According to the Seattle Times (via World Magazine Blog) There are still Christian schools here on the “left coast” that won’t allow their male wrestlers to face female opponents. Of course neither the Seattle Times nor World Magazine mention how the logic of this policy would obviously have to be applied to gay students. Instead both articles fall back on heterosexism.
This reminds me of my friend Jordan Morris who attended Pepperdine University where a formal code of student conduct forbade visiting members of the opposite-sex from staying overnight in a student dorm room. This heterosexist policy ignored the existence of gay students such as Jordan allowing him and his boyfriend freedom other students could not enjoy.
Straight students must adhere to policies based on the “highest moral common denominator**” but gays and lesbians often enjoy freedom to adhere to morals derived from their own private relationship with their Lord and Savior, Jesus Christ.
For the record, Pepperdine’s student conduct handbook also states:
“the University will offer counsel and assistance to support and strengthen the individual’s resolve to live consistently with Christian teaching on sexuality” (Source)

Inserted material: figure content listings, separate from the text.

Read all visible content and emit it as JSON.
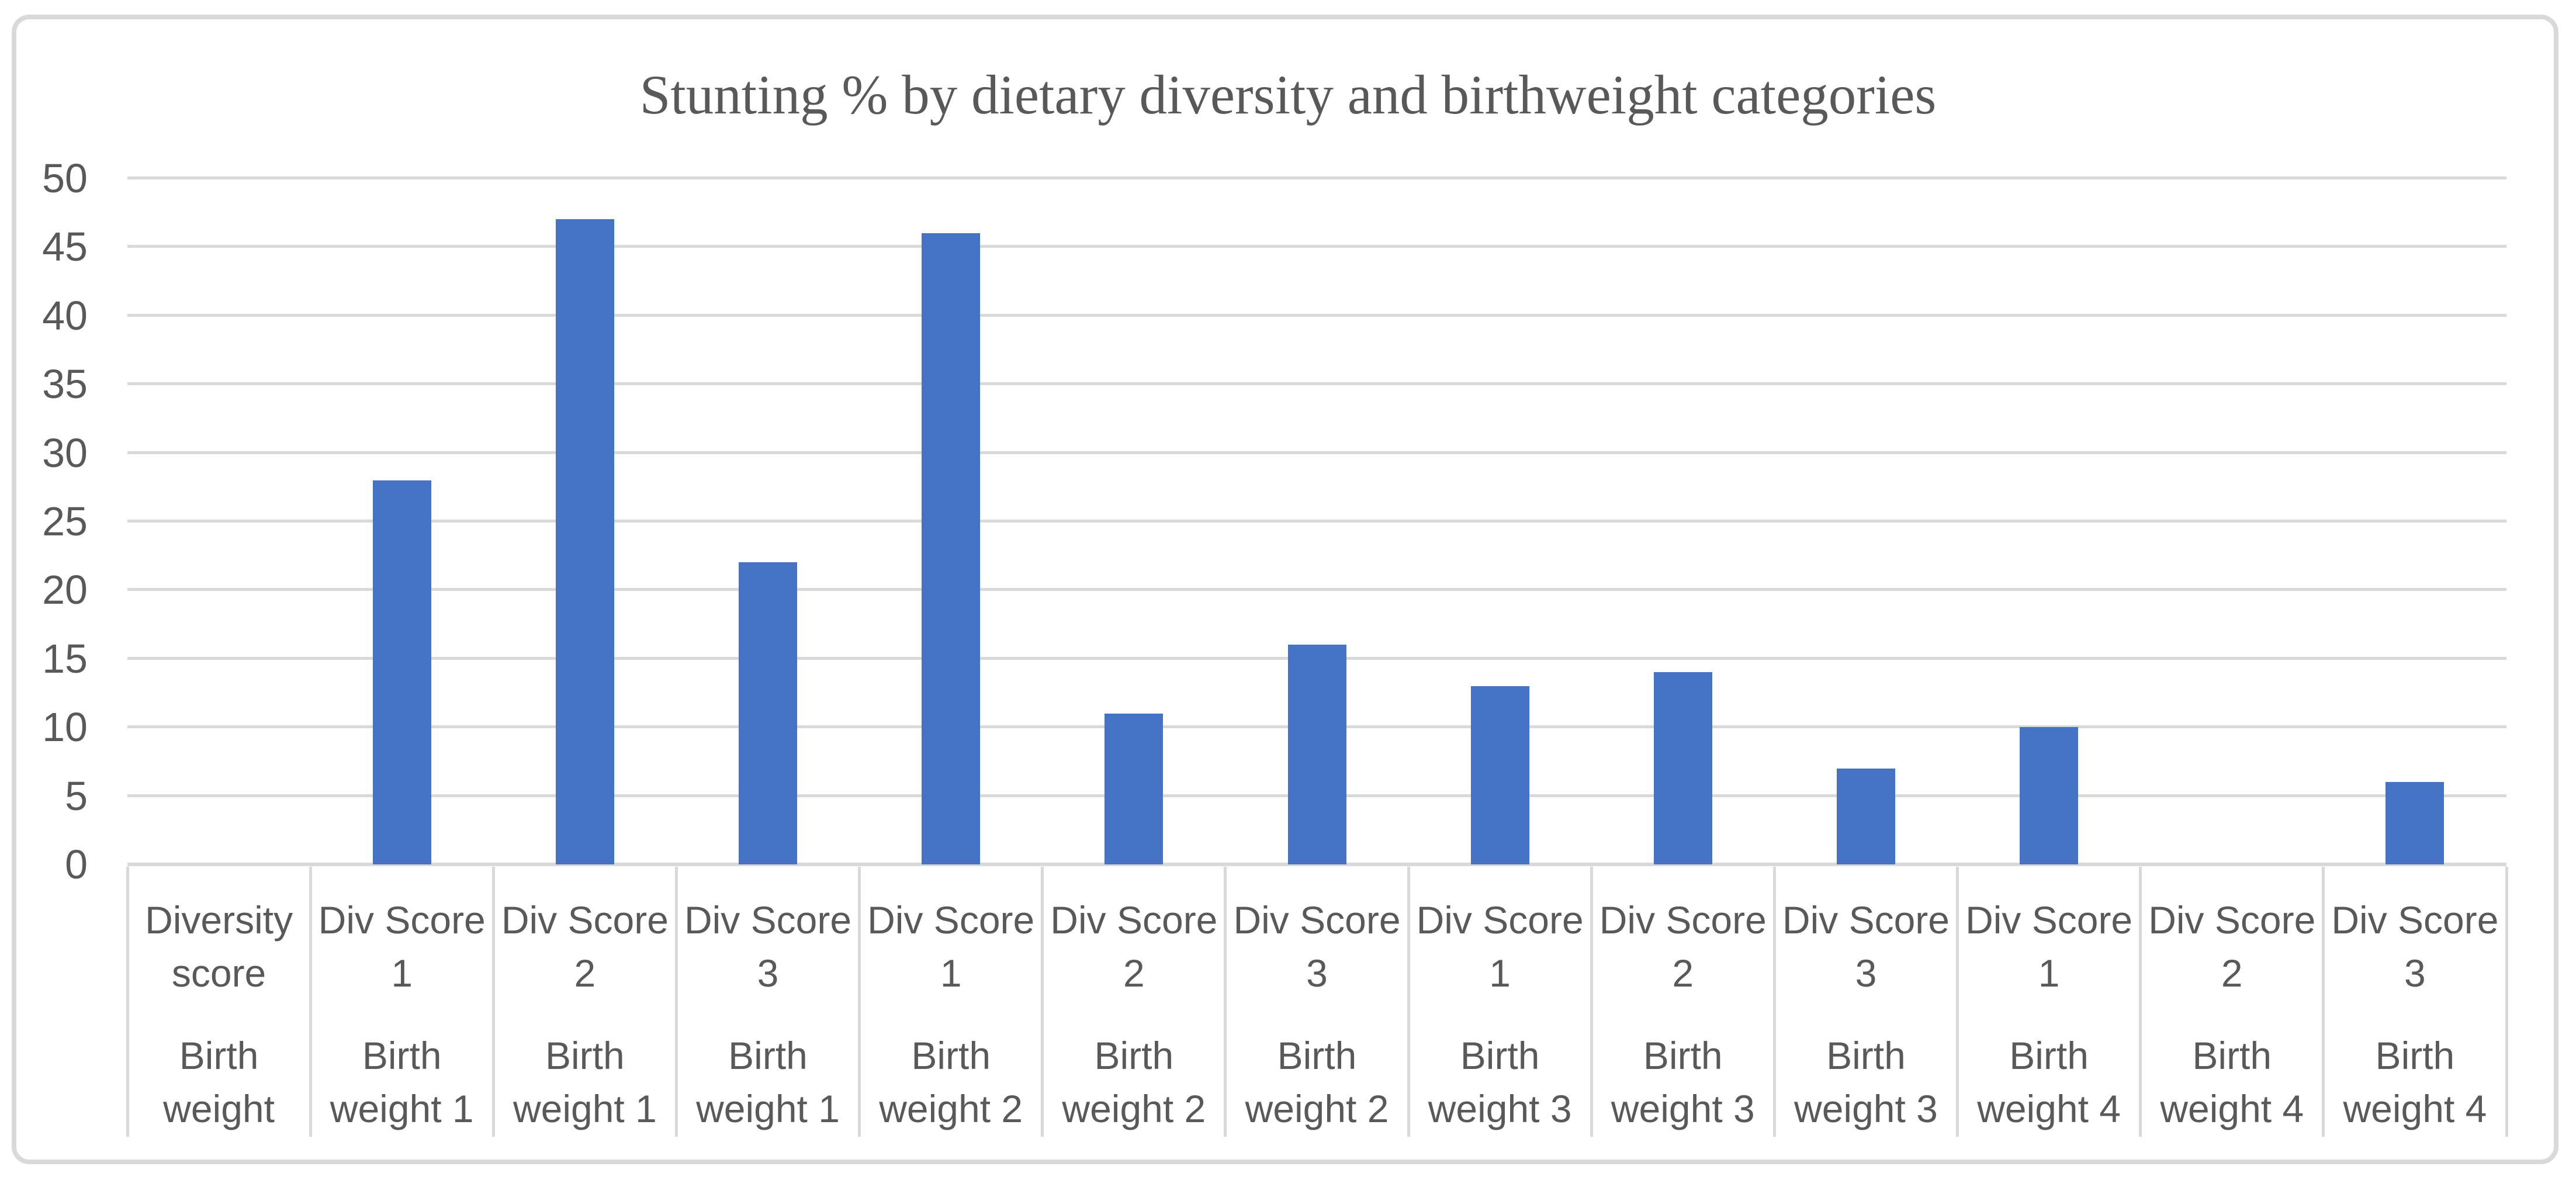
{
  "chart": {
    "colors": {
      "bar": "#4472C4",
      "gridline": "#D9D9D9",
      "border": "#D9D9D9",
      "text": "#595959"
    }
  },
  "chart_data": {
    "type": "bar",
    "title": "Stunting % by dietary diversity and birthweight categories",
    "xlabel": "",
    "ylabel": "",
    "ylim": [
      0,
      50
    ],
    "ytick_step": 5,
    "ytick_labels": [
      "0",
      "5",
      "10",
      "15",
      "20",
      "25",
      "30",
      "35",
      "40",
      "45",
      "50"
    ],
    "grid": "horizontal",
    "legend": "none",
    "bar_color": "#4472C4",
    "categories": [
      {
        "id": "header",
        "diversity_label": "Diversity\nscore",
        "birthweight_label": "Birth\nweight",
        "stunting_pct": null
      },
      {
        "id": "div1-bw1",
        "diversity_label": "Div Score\n1",
        "birthweight_label": "Birth\nweight 1",
        "stunting_pct": 28
      },
      {
        "id": "div2-bw1",
        "diversity_label": "Div Score\n2",
        "birthweight_label": "Birth\nweight 1",
        "stunting_pct": 47
      },
      {
        "id": "div3-bw1",
        "diversity_label": "Div Score\n3",
        "birthweight_label": "Birth\nweight 1",
        "stunting_pct": 22
      },
      {
        "id": "div1-bw2",
        "diversity_label": "Div Score\n1",
        "birthweight_label": "Birth\nweight 2",
        "stunting_pct": 46
      },
      {
        "id": "div2-bw2",
        "diversity_label": "Div Score\n2",
        "birthweight_label": "Birth\nweight 2",
        "stunting_pct": 11
      },
      {
        "id": "div3-bw2",
        "diversity_label": "Div Score\n3",
        "birthweight_label": "Birth\nweight 2",
        "stunting_pct": 16
      },
      {
        "id": "div1-bw3",
        "diversity_label": "Div Score\n1",
        "birthweight_label": "Birth\nweight 3",
        "stunting_pct": 13
      },
      {
        "id": "div2-bw3",
        "diversity_label": "Div Score\n2",
        "birthweight_label": "Birth\nweight 3",
        "stunting_pct": 14
      },
      {
        "id": "div3-bw3",
        "diversity_label": "Div Score\n3",
        "birthweight_label": "Birth\nweight 3",
        "stunting_pct": 7
      },
      {
        "id": "div1-bw4",
        "diversity_label": "Div Score\n1",
        "birthweight_label": "Birth\nweight 4",
        "stunting_pct": 10
      },
      {
        "id": "div2-bw4",
        "diversity_label": "Div Score\n2",
        "birthweight_label": "Birth\nweight 4",
        "stunting_pct": 0
      },
      {
        "id": "div3-bw4",
        "diversity_label": "Div Score\n3",
        "birthweight_label": "Birth\nweight 4",
        "stunting_pct": 6
      }
    ]
  }
}
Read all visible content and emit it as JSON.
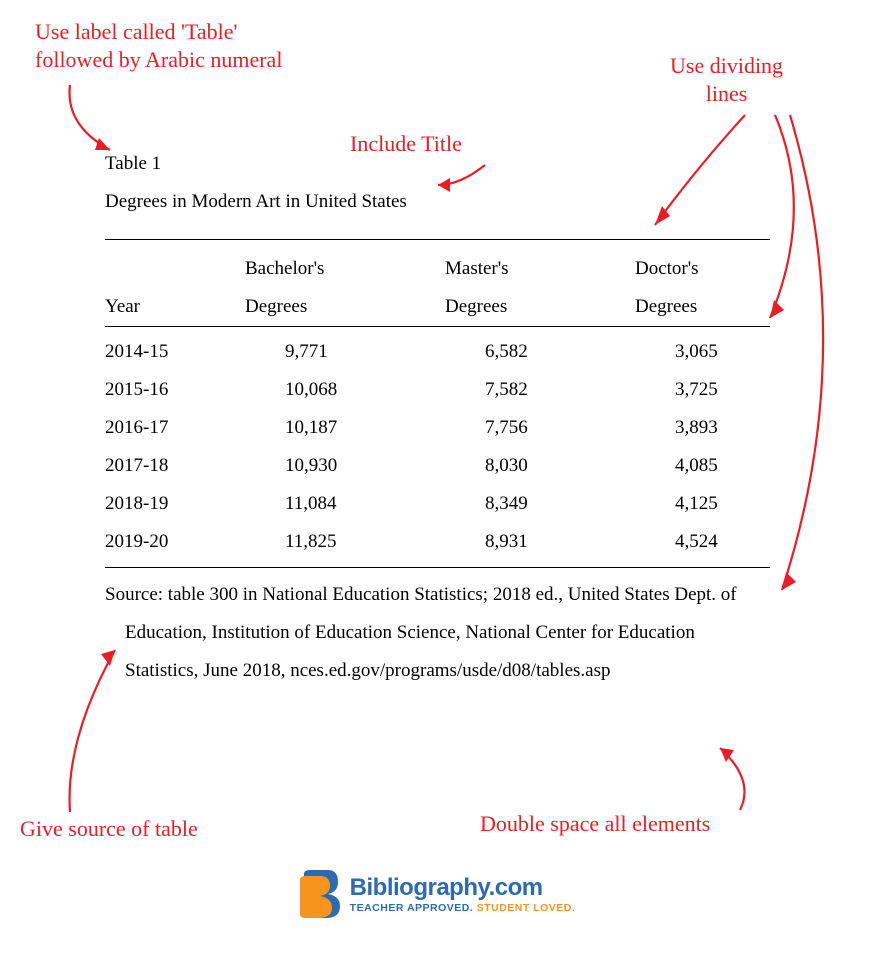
{
  "annotations": {
    "label_note": "Use label called 'Table'\nfollowed by Arabic numeral",
    "title_note": "Include Title",
    "dividing_note": "Use dividing\nlines",
    "source_note": "Give source of table",
    "double_space_note": "Double space all elements"
  },
  "table": {
    "label": "Table 1",
    "title": "Degrees in Modern Art in United States",
    "columns": [
      "Year",
      "Bachelor's Degrees",
      "Master's Degrees",
      "Doctor's Degrees"
    ],
    "column_line1": [
      "",
      "Bachelor's",
      "Master's",
      "Doctor's"
    ],
    "column_line2": [
      "Year",
      "Degrees",
      "Degrees",
      "Degrees"
    ],
    "rows": [
      [
        "2014-15",
        "9,771",
        "6,582",
        "3,065"
      ],
      [
        "2015-16",
        "10,068",
        "7,582",
        "3,725"
      ],
      [
        "2016-17",
        "10,187",
        "7,756",
        "3,893"
      ],
      [
        "2017-18",
        "10,930",
        "8,030",
        "4,085"
      ],
      [
        "2018-19",
        "11,084",
        "8,349",
        "4,125"
      ],
      [
        "2019-20",
        "11,825",
        "8,931",
        "4,524"
      ]
    ],
    "source": "Source: table 300 in National Education Statistics; 2018 ed., United States Dept. of Education, Institution of Education Science, National Center for Education Statistics, June 2018, nces.ed.gov/programs/usde/d08/tables.asp",
    "colors": {
      "text": "#000000",
      "annotation": "#ed1c24",
      "rule": "#000000",
      "background": "#ffffff"
    },
    "font": {
      "body_family": "Times New Roman",
      "body_size_pt": 14,
      "annotation_family": "handwritten",
      "annotation_size_pt": 17
    },
    "line_height": 2.0
  },
  "logo": {
    "name": "Bibliography.com",
    "tagline_1": "TEACHER APPROVED. ",
    "tagline_2": "STUDENT LOVED.",
    "colors": {
      "blue": "#2c6bb3",
      "orange": "#f7941d"
    }
  }
}
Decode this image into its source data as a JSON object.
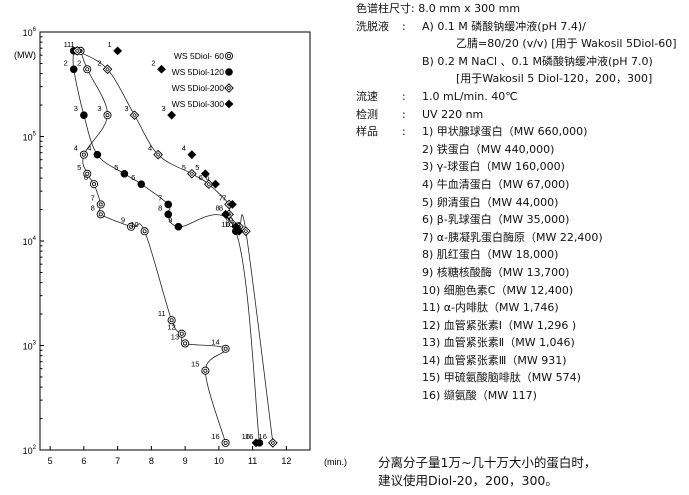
{
  "chart_data": {
    "type": "scatter",
    "xlabel": "(min.)",
    "ylabel": "(MW)",
    "x_ticks": [
      "5",
      "6",
      "7",
      "8",
      "9",
      "10",
      "11",
      "12"
    ],
    "xlim": [
      4.7,
      12.7
    ],
    "ylim": [
      100,
      1000000
    ],
    "y_scale": "log",
    "y_ticks": [
      {
        "base": "10",
        "exp": "6"
      },
      {
        "base": "10",
        "exp": "5"
      },
      {
        "base": "10",
        "exp": "4"
      },
      {
        "base": "10",
        "exp": "3"
      },
      {
        "base": "10",
        "exp": "2"
      }
    ],
    "legend_position": "top-right",
    "series": [
      {
        "name": "WS 5Diol- 60",
        "marker": "double-circle",
        "curve": true,
        "points": [
          [
            5.9,
            660000,
            "1"
          ],
          [
            6.1,
            440000,
            "2"
          ],
          [
            6.7,
            160000,
            "3"
          ],
          [
            6.0,
            67000,
            "4"
          ],
          [
            6.1,
            44000,
            "5"
          ],
          [
            6.3,
            35000,
            "6"
          ],
          [
            6.5,
            22400,
            "7"
          ],
          [
            6.5,
            18000,
            "8"
          ],
          [
            7.4,
            13700,
            "9"
          ],
          [
            7.8,
            12400,
            "10"
          ],
          [
            8.6,
            1746,
            "11"
          ],
          [
            8.9,
            1296,
            "12"
          ],
          [
            9.0,
            1046,
            "13"
          ],
          [
            10.2,
            931,
            "14"
          ],
          [
            9.6,
            574,
            "15"
          ],
          [
            10.2,
            117,
            "16"
          ]
        ]
      },
      {
        "name": "WS 5Diol-120",
        "marker": "filled-circle",
        "curve": true,
        "points": [
          [
            5.7,
            660000,
            "1"
          ],
          [
            5.7,
            440000,
            "2"
          ],
          [
            6.0,
            160000,
            "3"
          ],
          [
            6.4,
            67000,
            "4"
          ],
          [
            7.2,
            44000,
            "5"
          ],
          [
            7.7,
            35000,
            "6"
          ],
          [
            8.5,
            22400,
            "7"
          ],
          [
            8.5,
            18000,
            "8"
          ],
          [
            8.8,
            13700,
            "9"
          ],
          [
            10.5,
            12400,
            "10"
          ],
          [
            11.2,
            117,
            "16"
          ]
        ]
      },
      {
        "name": "WS 5Diol-200",
        "marker": "open-diamond",
        "curve": true,
        "points": [
          [
            5.8,
            660000,
            "1"
          ],
          [
            6.7,
            440000,
            "2"
          ],
          [
            7.5,
            160000,
            "3"
          ],
          [
            8.2,
            67000,
            "4"
          ],
          [
            9.2,
            44000,
            "5"
          ],
          [
            9.7,
            35000,
            "6"
          ],
          [
            10.3,
            22400,
            "7"
          ],
          [
            10.3,
            18000,
            "8"
          ],
          [
            10.6,
            13700,
            "9"
          ],
          [
            10.8,
            12400,
            "10"
          ],
          [
            11.6,
            117,
            "16"
          ]
        ]
      },
      {
        "name": "WS 5Diol-300",
        "marker": "filled-diamond",
        "curve": false,
        "points": [
          [
            7.0,
            660000,
            "1"
          ],
          [
            8.3,
            440000,
            "2"
          ],
          [
            8.6,
            160000,
            "3"
          ],
          [
            9.2,
            67000,
            "4"
          ],
          [
            9.6,
            44000,
            "5"
          ],
          [
            9.9,
            35000,
            "6"
          ],
          [
            10.4,
            22400,
            "7"
          ],
          [
            10.2,
            18000,
            "8"
          ],
          [
            10.5,
            13700,
            "9"
          ],
          [
            10.6,
            12400,
            "10"
          ],
          [
            11.1,
            117,
            "16"
          ]
        ]
      }
    ]
  },
  "conditions": {
    "column_label": "色谱柱尺寸:",
    "column_value": "8.0 mm x 300 mm",
    "eluent_label": "洗脱液",
    "eluent_a1": "A)  0.1 M 磷酸钠缓冲液(pH 7.4)/",
    "eluent_a2": "乙腈=80/20  (v/v)  [用于 Wakosil 5Diol-60]",
    "eluent_b1": "B)  0.2 M NaCl 、0.1 M磷酸钠缓冲液(pH 7.0)",
    "eluent_b2": "[用于Wakosil 5 Diol-120，200，300]",
    "flow_label": "流速",
    "flow_value": "1.0 mL/min.  40℃",
    "detect_label": "检测",
    "detect_value": "UV 220 nm",
    "sample_label": "样品",
    "samples": [
      "1)  甲状腺球蛋白（MW 660,000)",
      "2)  铁蛋白（MW 440,000)",
      "3)  γ-球蛋白（MW 160,000)",
      "4)  牛血清蛋白（MW 67,000)",
      "5)  卵清蛋白（MW 44,000)",
      "6)  β-乳球蛋白（MW 35,000)",
      "7)  α-胰凝乳蛋白酶原（MW 22,400)",
      "8)  肌红蛋白（MW 18,000)",
      "9)  核糖核酸酶（MW 13,700)",
      "10)  细胞色素C（MW 12,400)",
      "11) α-内啡肽（MW 1,746)",
      "12) 血管紧张素Ⅰ（MW 1,296 )",
      "13) 血管紧张素Ⅱ（MW 1,046)",
      "14) 血管紧张素Ⅲ（MW 931)",
      "15) 甲硫氨酸脑啡肽（MW 574)",
      "16) 缬氨酸（MW 117)"
    ]
  },
  "note": {
    "line1": "分离分子量1万~几十万大小的蛋白时，",
    "line2": "建议使用Diol-20，200，300。"
  }
}
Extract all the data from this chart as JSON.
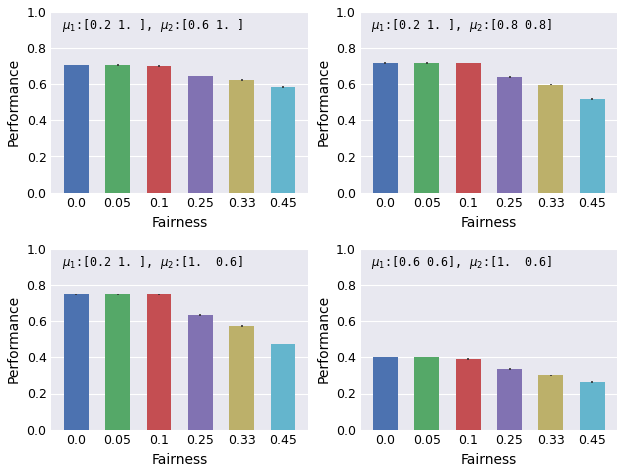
{
  "subplots": [
    {
      "title": "$\\mu_1$:[0.2 1. ], $\\mu_2$:[0.6 1. ]",
      "values": [
        0.705,
        0.705,
        0.7,
        0.648,
        0.624,
        0.585
      ],
      "errors": [
        0.0,
        0.005,
        0.005,
        0.0,
        0.005,
        0.005
      ]
    },
    {
      "title": "$\\mu_1$:[0.2 1. ], $\\mu_2$:[0.8 0.8]",
      "values": [
        0.718,
        0.718,
        0.718,
        0.64,
        0.598,
        0.52
      ],
      "errors": [
        0.005,
        0.005,
        0.0,
        0.005,
        0.005,
        0.005
      ]
    },
    {
      "title": "$\\mu_1$:[0.2 1. ], $\\mu_2$:[1.  0.6]",
      "values": [
        0.748,
        0.748,
        0.748,
        0.635,
        0.572,
        0.473
      ],
      "errors": [
        0.005,
        0.005,
        0.005,
        0.005,
        0.005,
        0.0
      ]
    },
    {
      "title": "$\\mu_1$:[0.6 0.6], $\\mu_2$:[1.  0.6]",
      "values": [
        0.4,
        0.4,
        0.39,
        0.335,
        0.3,
        0.265
      ],
      "errors": [
        0.0,
        0.0,
        0.005,
        0.005,
        0.005,
        0.005
      ]
    }
  ],
  "categories": [
    "0.0",
    "0.05",
    "0.1",
    "0.25",
    "0.33",
    "0.45"
  ],
  "bar_colors": [
    "#4C72B0",
    "#55A868",
    "#C44E52",
    "#8172B2",
    "#BCB06A",
    "#64B5CD"
  ],
  "xlabel": "Fairness",
  "ylabel": "Performance",
  "ylim": [
    0.0,
    1.0
  ],
  "yticks": [
    0.0,
    0.2,
    0.4,
    0.6,
    0.8,
    1.0
  ],
  "bg_color": "#E8E8F0",
  "title_fontsize": 8.5,
  "label_fontsize": 10,
  "tick_fontsize": 9
}
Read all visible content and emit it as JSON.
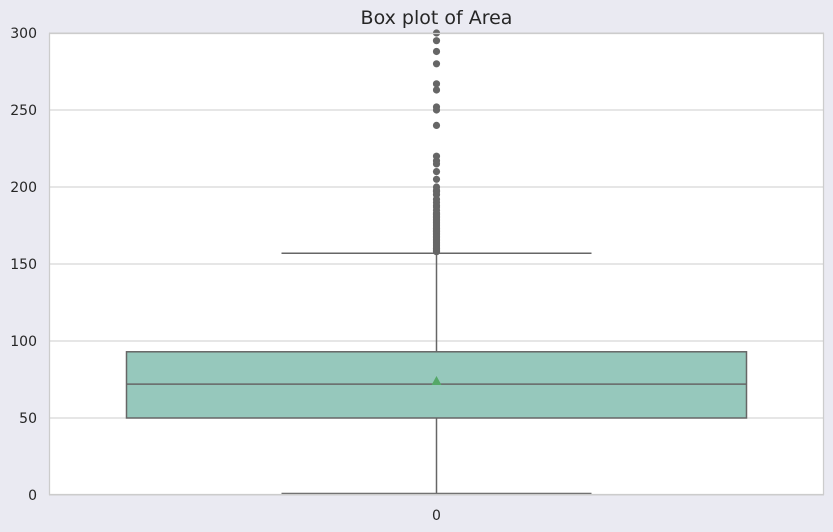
{
  "chart_data": {
    "type": "box",
    "title": "Box plot of Area",
    "xlabel": "",
    "ylabel": "",
    "categories": [
      "0"
    ],
    "y_ticks": [
      0,
      50,
      100,
      150,
      200,
      250,
      300
    ],
    "ylim": [
      0,
      300
    ],
    "grid": true,
    "box": {
      "min": 1,
      "q1": 50,
      "median": 72,
      "mean": 74,
      "q3": 93,
      "max": 157
    },
    "outliers": [
      158,
      159,
      160,
      161,
      162,
      163,
      164,
      165,
      166,
      167,
      168,
      169,
      170,
      171,
      172,
      173,
      174,
      175,
      176,
      177,
      178,
      179,
      180,
      181,
      182,
      183,
      185,
      187,
      188,
      190,
      192,
      195,
      197,
      198,
      200,
      205,
      210,
      215,
      217,
      220,
      240,
      250,
      252,
      263,
      267,
      280,
      288,
      295,
      300
    ],
    "colors": {
      "box_fill": "#96c8bc",
      "lines": "#666666",
      "mean_marker": "#55a868",
      "outlier": "#666666",
      "grid": "#cccccc",
      "plot_bg": "#ffffff",
      "figure_bg": "#eaeaf2"
    }
  }
}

**If there’s any theological disagreement on an issue then err by forcing everyone to adopt the stricter viewpoint. Another such example is how Hume Lake Christian Camps forbade dancing during praise music worship when I attended in high school.
I’m not making it up I swear.
Dan
I know exactly what you mean. My dad was the pastor of our church so I had to live by a very rigid standard. It included:
no rock music
no dancing
no women in pants
no heavy make-up (I still like that one)
no shorts above the knee (this was the 70’s)
no going shirtless
no drinking
no bowling (not sure why that was a rule)
no movies
no television (do you have any idea what that’s like to not know who the Walton’s were?)
no “mixed-bathing” (boys and girls swimming together)
no long hair on boys
no point in staying in that Religion once I was old enough to leave home.
in retrospect, with so little to do, I guess it’s not surprising that there were so many Miracle Babies (ya know, the one’s that get there six or seven months after the teenagers get married)
oh well my family’s first church was Nazarene and they weren’t down with the whole mixed-bathing thing but being in Southern California people found more worthwhile things to get worked up about.
There are still Christian schools here on the “left coast” that won’t allow their male wrestlers to face female opponents.
A wag might suggest that these male christian wrestlers at don’t want to risk the fact that they might lose to a female wrestler.
I’m not a wag, so I wouldn’t suggest that. Not at all. But you get the idea.
I just noticed something.
How can any group demand Christian teaching on sexuality in a public school?
It’s not going to be consistent even in that context.
Are they going to teach about sassy kids and non virgin brides being stoned to death?
Are they going to teach about divorced women banised to the bushes to never marry again?
Are they going to learn the part about adulterers being stoned to death?
Or masturbation and seminal discharge from it being full of babies, so therefore a sin?
Or that females should be banished to a hut and not sleep with their men during menstruation?
There’s difference between sexuality and sexual irresponsibility.
When it comes to personal Biblical discipline, which is a choice to study-as opposed to selective literacy on how Scripture informed the masses back then as opposed to how we must live our lives now. We have to bring in the comprehensive and current knowlege on human sexuality.
There is no way religious influenced teaching will EVER square with that.
Educators have an obligation to ALL students, and to stop human education at 2,000 years ago on homosexuality, makes as much sense as stopping education on organ and blood donation and autopsy.
All of those have religious taboos too, but are anathema to human education and progress.